Par Marie-Hélène Fabre, Députée de l’Aude

Les multiples rapports et les conférences qui se sont multipliées sur le thème de la viticulture et son devenir face au changement climatique convergent tous dans le même sens : ses conséquences sur les systèmes naturels ne sont malheureusement plus douteuses.

La vigne n’est bien évidemment pas épargnée. Chacun aura pu constater que les vendanges sont de plus en plus précoces et dans toutes les régions, elles sont avancées de deux à trois semaines par rapport aux années 80.

Au niveau gustatif également, il devient clair que le caractère des vins français lui-même est perturbé, et ils gagnent en alcool ce qu’ils perdent en acidité.

Pour prendre l’exemple du vignoble languedocien, du fait de la chaleur, la vigne transpire davantage, et nécessite beaucoup plus d’eau, alors que les bilans hydriques sont négatifs chaque année en plaine languedocienne depuis l’an 2000. Tout le monde peut déjà déplorer les conséquences sur les rendements ainsi que sur les processus d’élaboration du vin de cette modification du climat.

Cette situation, en tant qu’élus de territoire où la vigne est sinon la principale, du moins une activité primordiale au plan économique, nous oblige.

Il faudra s’interroger sur la pertinence du système des appellations, qui devront sans doute être assouplies dans certaines régions. Le changement climatique peut être ainsi considéré comme l’occasion de rebâtir un projet de terroir et d’appellation, de le revisiter en tenant compte des nouvelles données. Il faudra envisager la possibilité de modifier les limites des aires d’appellation, notamment dans les zones de moyenne altitude, qui offrent une plus grande fraîcheur, plus propice à l’adaptation.

De ce point de vue, le système actuel d’autorisations de plantation doit être questionné. En tant qu’élue de Languedoc-Roussillon, je sais à quel point la sécheresse a fait baisser la capacité de production de la vigne. Nous enregistrons en effet une baisse des récoltes de 40 % à 70 %. Pourra t’on longtemps par exemple continuer à considérer les nouveaux entrants comme prioritaires pour l’attribution de ces autorisations ?
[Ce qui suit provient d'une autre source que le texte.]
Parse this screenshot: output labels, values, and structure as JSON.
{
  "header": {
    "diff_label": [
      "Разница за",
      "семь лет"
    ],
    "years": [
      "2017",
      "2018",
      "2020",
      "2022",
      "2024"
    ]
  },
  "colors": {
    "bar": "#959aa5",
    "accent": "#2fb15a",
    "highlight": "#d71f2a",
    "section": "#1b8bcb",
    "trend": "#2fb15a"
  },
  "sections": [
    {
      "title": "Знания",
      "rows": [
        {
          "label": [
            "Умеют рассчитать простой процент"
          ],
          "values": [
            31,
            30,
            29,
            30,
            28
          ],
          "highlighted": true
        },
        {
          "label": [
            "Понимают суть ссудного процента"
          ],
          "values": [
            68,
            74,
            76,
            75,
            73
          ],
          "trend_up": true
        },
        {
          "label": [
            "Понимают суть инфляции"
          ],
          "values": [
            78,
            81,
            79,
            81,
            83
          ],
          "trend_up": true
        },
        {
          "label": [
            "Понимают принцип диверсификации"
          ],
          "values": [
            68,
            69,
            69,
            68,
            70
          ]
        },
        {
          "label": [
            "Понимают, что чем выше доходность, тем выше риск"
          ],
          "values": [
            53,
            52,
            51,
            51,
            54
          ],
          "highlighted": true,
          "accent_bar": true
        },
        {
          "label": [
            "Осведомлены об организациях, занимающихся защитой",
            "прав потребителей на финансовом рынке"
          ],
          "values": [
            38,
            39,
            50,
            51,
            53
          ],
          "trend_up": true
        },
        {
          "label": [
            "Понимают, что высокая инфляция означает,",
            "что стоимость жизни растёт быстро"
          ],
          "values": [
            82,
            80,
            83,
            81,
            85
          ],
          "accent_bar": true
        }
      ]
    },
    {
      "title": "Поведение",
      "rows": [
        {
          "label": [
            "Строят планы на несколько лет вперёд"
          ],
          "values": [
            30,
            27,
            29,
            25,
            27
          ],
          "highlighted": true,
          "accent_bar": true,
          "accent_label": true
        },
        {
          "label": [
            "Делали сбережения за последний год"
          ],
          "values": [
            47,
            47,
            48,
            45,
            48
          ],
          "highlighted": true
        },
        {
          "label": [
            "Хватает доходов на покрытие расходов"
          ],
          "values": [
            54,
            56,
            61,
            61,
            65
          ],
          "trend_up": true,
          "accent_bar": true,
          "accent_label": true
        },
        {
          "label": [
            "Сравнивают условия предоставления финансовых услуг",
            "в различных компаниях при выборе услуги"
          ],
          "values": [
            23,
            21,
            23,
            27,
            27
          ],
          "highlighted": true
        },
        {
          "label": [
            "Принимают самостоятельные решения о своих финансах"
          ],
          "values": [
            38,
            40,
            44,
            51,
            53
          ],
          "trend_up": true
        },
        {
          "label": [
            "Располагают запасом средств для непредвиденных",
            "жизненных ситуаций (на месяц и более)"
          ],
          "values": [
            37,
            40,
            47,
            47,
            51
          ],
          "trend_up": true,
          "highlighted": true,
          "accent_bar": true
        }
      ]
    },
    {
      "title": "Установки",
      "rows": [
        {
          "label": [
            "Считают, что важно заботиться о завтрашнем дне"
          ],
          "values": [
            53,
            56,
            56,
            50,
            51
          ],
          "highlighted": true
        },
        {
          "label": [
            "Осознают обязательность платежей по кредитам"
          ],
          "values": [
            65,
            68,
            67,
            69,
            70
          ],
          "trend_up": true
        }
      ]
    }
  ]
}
L’encadrement institutionnel devra lui aussi être bouleversé. L’adaptation nécessaire au changement climatique doit s’intéresser à tout ce qui a trait à la gestion du risque. Il faudra faire évoluer la manière d’améliorer le système assuranciel existant : la violence des aléas climatiques – sécheresse, inondation, gel, grêle- qui ont touché l’ensemble des bassins viticoles en 2015 démontrent l’insuffisance des outils existants. Le contrat « socle » mis en place pour permettre aux agriculteurs de souscrire une assurance est peu considéré encore puisque, sur 800 000 hectares de vignes en France, 150 000 hectares seulement ont été assurés. Il sera sans doute inévitable de rendre obligatoire l’adhésion à ce contrat socle du moins pour les aides venant de l’organisation commune de marché (OCM). Il serait opportun de combiner avec un dispositif fiscal favorisant les options de stockage de réserve, afin de mieux compenser la production d’une année par l’autre.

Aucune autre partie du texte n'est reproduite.